Mas, é claro, os grandes jornais e os grandes jornalistas do Brasil não deram atenção a essa parte do discurso do ministro. Importaram-se apenas com os números. Números que, tendo saído das cabeças e planilhas do ministério da economia, apontam maior chance de equilíbrio das contas públicas nos próximos anos. Mas, como nada é garantido, nem mesmo para Guedes, eis que ele propõe uma medida de segurança, uma garantia caso o plano não dê certo: reduzir a jornada de trabalho dos servidores, com proporcional redução dos salários.

Apenas mais um “sacrificiozinho”, segundo o nobre ministro. Afinal, até agora os servidores só foram atingidos por coisa pouca:
- Sua alíquota de contribuição previdenciária foi tornada progressiva, chegando a 22%;
- Contribuirão mais e durante mais tempo, mas ainda assim não poderão se aposentar com salário integral;
- Terão que continuar contribuindo depois de aposentados;
- A reforma prevê o bloqueio de todos os sistemas de promoção e progressão, impedindo-os de ascender na carreira.
- Terão sua jornada de trabalho e seus salários reduzidos, mas o volume de trabalho, obviamente, não.
- Os cortes orçamentários deteriorarão ainda mais as já precárias condições de trabalho, piorando os resultados, o que alimentará o ódio que a população é instigada a desenvolver contra o serviço público.

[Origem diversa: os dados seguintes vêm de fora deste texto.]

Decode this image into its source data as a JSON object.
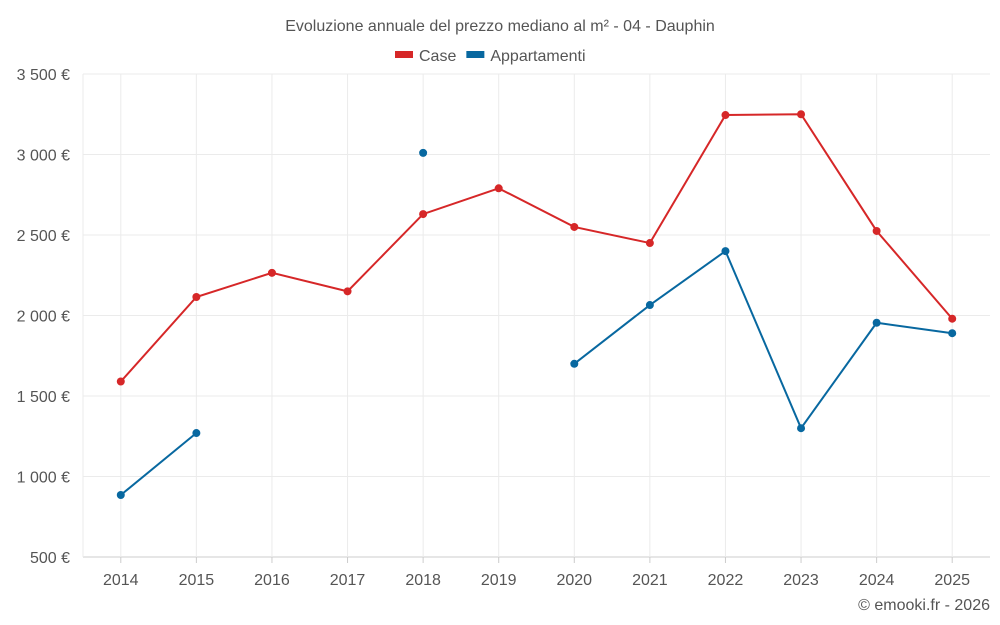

Diante de tudo isso, afinal, o que é ter a estabilidade “negada” pelo ministro?

Mas, e a reforma tributária? Ora, o ministro liberal disse que “essa fica para depois”, e deve se limitar a “unificação de tributos” para “simplificar o sistema de impostos no país”.

Pois é. Unificar impostos é, de fato, tudo o que precisamos. Afinal de contas, que importância tem o fato de nosso sistema tributário:
- Ser um dos mais injustos do planeta segundo vários organismos internacionais, como a ONU, já que é bancado pelos mais pobres?
- Ser baseado no consumo e não renda, o que faz com que a maior carga de tributos esteja vinculada à compra de produtos básicos e não de artigos de luxo?
- Adotar o modelo de progressão invertida, fazendo com que, proporcionalmente, os tributos diminuam à medida que a renda cresce?
- Não incidir sobre o mercado financeiro e a especulação, tornando o país um paraíso para banqueiros (enquanto o país afunda, o Itaú anuncia, na semana passada, novo recorde de lucros no terceiro trimestre do ano!)?

Curioso. Um “liberal radical” que considera a estabilidade do servidor público uma grande ameaça ao crescimento do país, mas vê no pior sistema tributário do planeta um probleminha secundário, que não tem pressa para ser resolvido, e que se pode ajustar com uma simples “unificação de impostos”.

Continuo acreditando que um governo realmente liberal (no sentido político e clássico do conceito) faria bem ao Brasil. Só espero que o país sobreviva aos liberais de mentirinha que sequer ficam constrangidos ao destruí-lo em velocidade nunca antes vista, e que depois deles ainda haja um Brasil para escolher, democraticamente, uma opção liberal no futuro.